There were 138 households, out of which 24.6% had children under the age of 18 living with them, 55.1% were married couples living together, 5.1% had a female householder with no husband present, and 39.9% were non-families. 34.8% of all households were made up of individuals, and 13.8% had someone living alone who was 65 years of age or older. The average household size was 2.22 and the average family size was 2.93.

In the township the population was spread out, with 24.4% under the age of 18, 2.9% from 18 to 24, 21.2% from 25 to 44, 29.0% from 45 to 64, and 22.5% who were 65 years of age or older. The median age was 46 years.
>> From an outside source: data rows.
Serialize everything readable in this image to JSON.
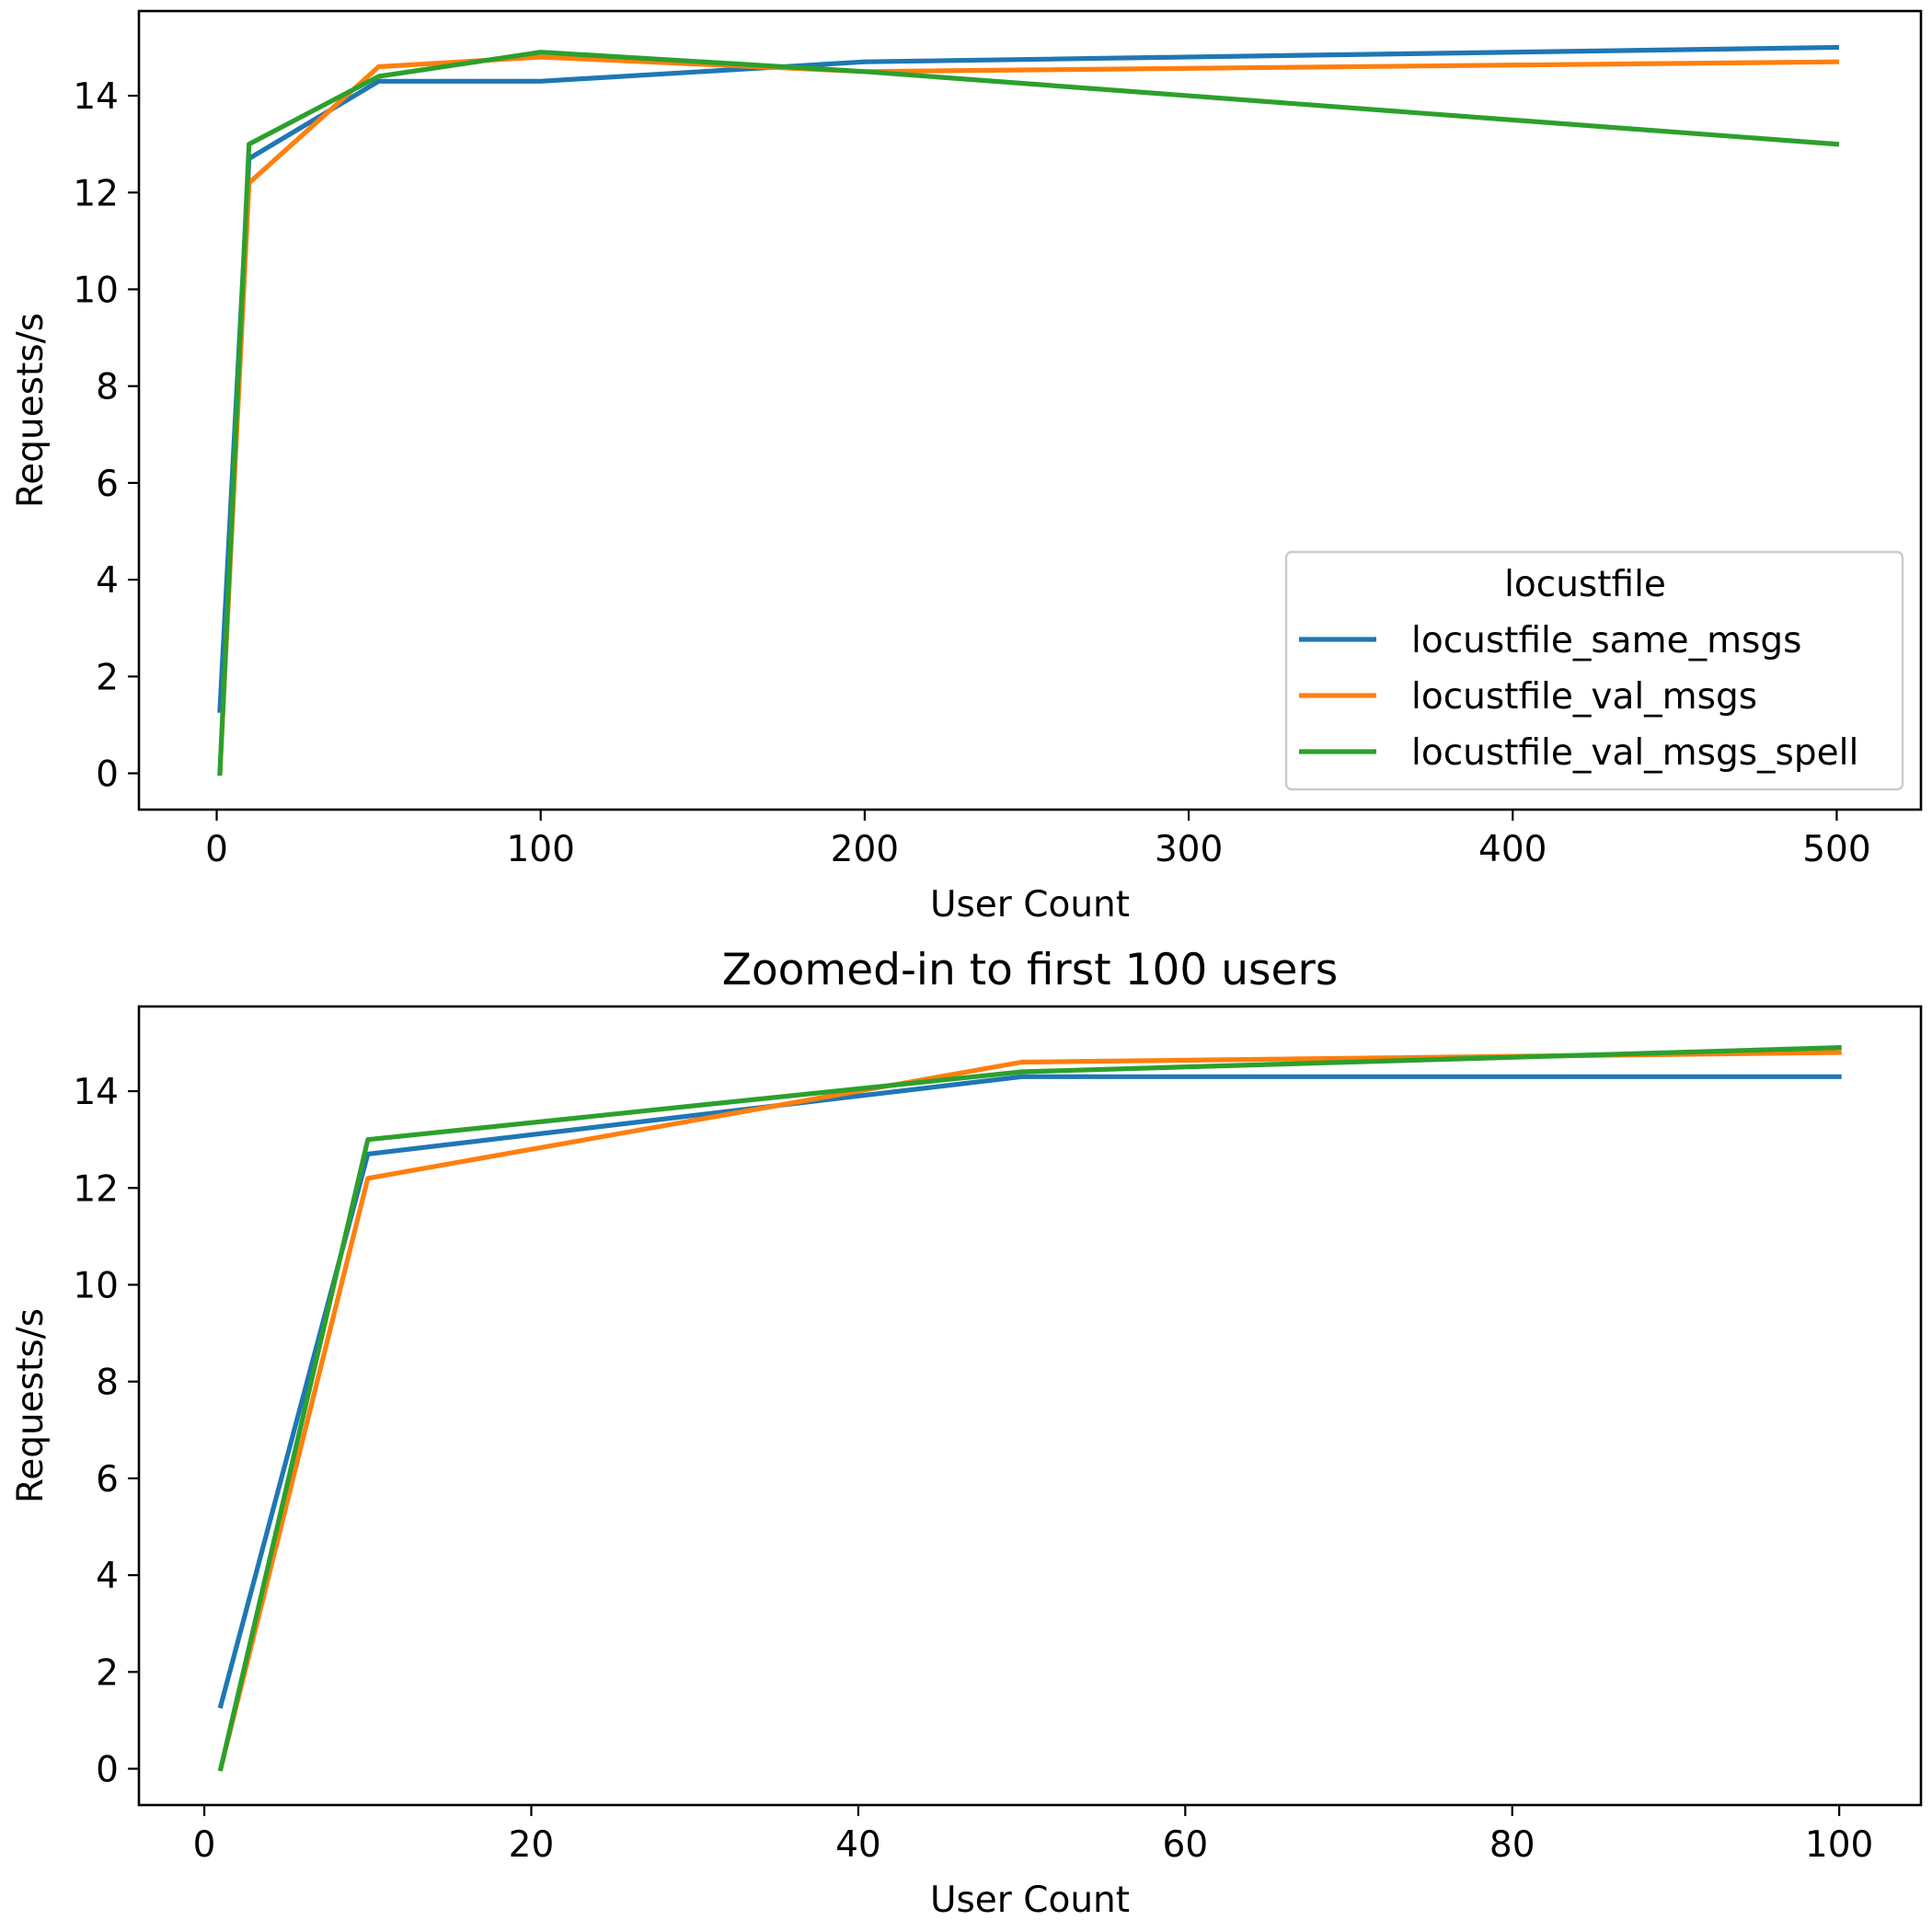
{
  "chart_data": [
    {
      "type": "line",
      "title": "",
      "xlabel": "User Count",
      "ylabel": "Requests/s",
      "xlim": [
        -24,
        526
      ],
      "ylim": [
        -0.75,
        15.75
      ],
      "xticks": [
        0,
        100,
        200,
        300,
        400,
        500
      ],
      "yticks": [
        0,
        2,
        4,
        6,
        8,
        10,
        12,
        14
      ],
      "grid": false,
      "legend": {
        "title": "locustfile",
        "placement": "lower-right"
      },
      "series": [
        {
          "name": "locustfile_same_msgs",
          "color": "#1f77b4",
          "x": [
            1,
            10,
            50,
            100,
            200,
            500
          ],
          "y": [
            1.3,
            12.7,
            14.3,
            14.3,
            14.7,
            15.0
          ]
        },
        {
          "name": "locustfile_val_msgs",
          "color": "#ff7f0e",
          "x": [
            1,
            10,
            50,
            100,
            200,
            500
          ],
          "y": [
            0.0,
            12.2,
            14.6,
            14.8,
            14.5,
            14.7
          ]
        },
        {
          "name": "locustfile_val_msgs_spell",
          "color": "#2ca02c",
          "x": [
            1,
            10,
            50,
            100,
            200,
            500
          ],
          "y": [
            0.0,
            13.0,
            14.4,
            14.9,
            14.5,
            13.0
          ]
        }
      ]
    },
    {
      "type": "line",
      "title": "Zoomed-in to first 100 users",
      "xlabel": "User Count",
      "ylabel": "Requests/s",
      "xlim": [
        -4,
        105
      ],
      "ylim": [
        -0.75,
        15.75
      ],
      "xticks": [
        0,
        20,
        40,
        60,
        80,
        100
      ],
      "yticks": [
        0,
        2,
        4,
        6,
        8,
        10,
        12,
        14
      ],
      "grid": false,
      "series": [
        {
          "color": "#1f77b4",
          "x": [
            1,
            10,
            50,
            100
          ],
          "y": [
            1.3,
            12.7,
            14.3,
            14.3
          ]
        },
        {
          "color": "#ff7f0e",
          "x": [
            1,
            10,
            50,
            100
          ],
          "y": [
            0.0,
            12.2,
            14.6,
            14.8
          ]
        },
        {
          "color": "#2ca02c",
          "x": [
            1,
            10,
            50,
            100
          ],
          "y": [
            0.0,
            13.0,
            14.4,
            14.9
          ]
        }
      ]
    }
  ]
}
For every 100 females, there were 91.9 males. For every 100 females age 18 and over, there were 95.0 males.

The median income for a household in the township was $33,182, and the median income for a family was $46,250. Males had a median income of $33,000 versus $20,682 for females. The per capita income for the township was $20,109. About 5.6% of families and 6.6% of the population were below the poverty line, including 5.5% of those under the age of eighteen and none of those 65 or over.

==Education==
St. James Township is served entirely by Beaver Island Community School. The Beaver Island Community School is located within St. James Township and serves the entire district. It is one of only four insular school districts in the state, along with Bois Blanc Pines School District, Grosse Ile Township Schools, and Mackinac Island School District.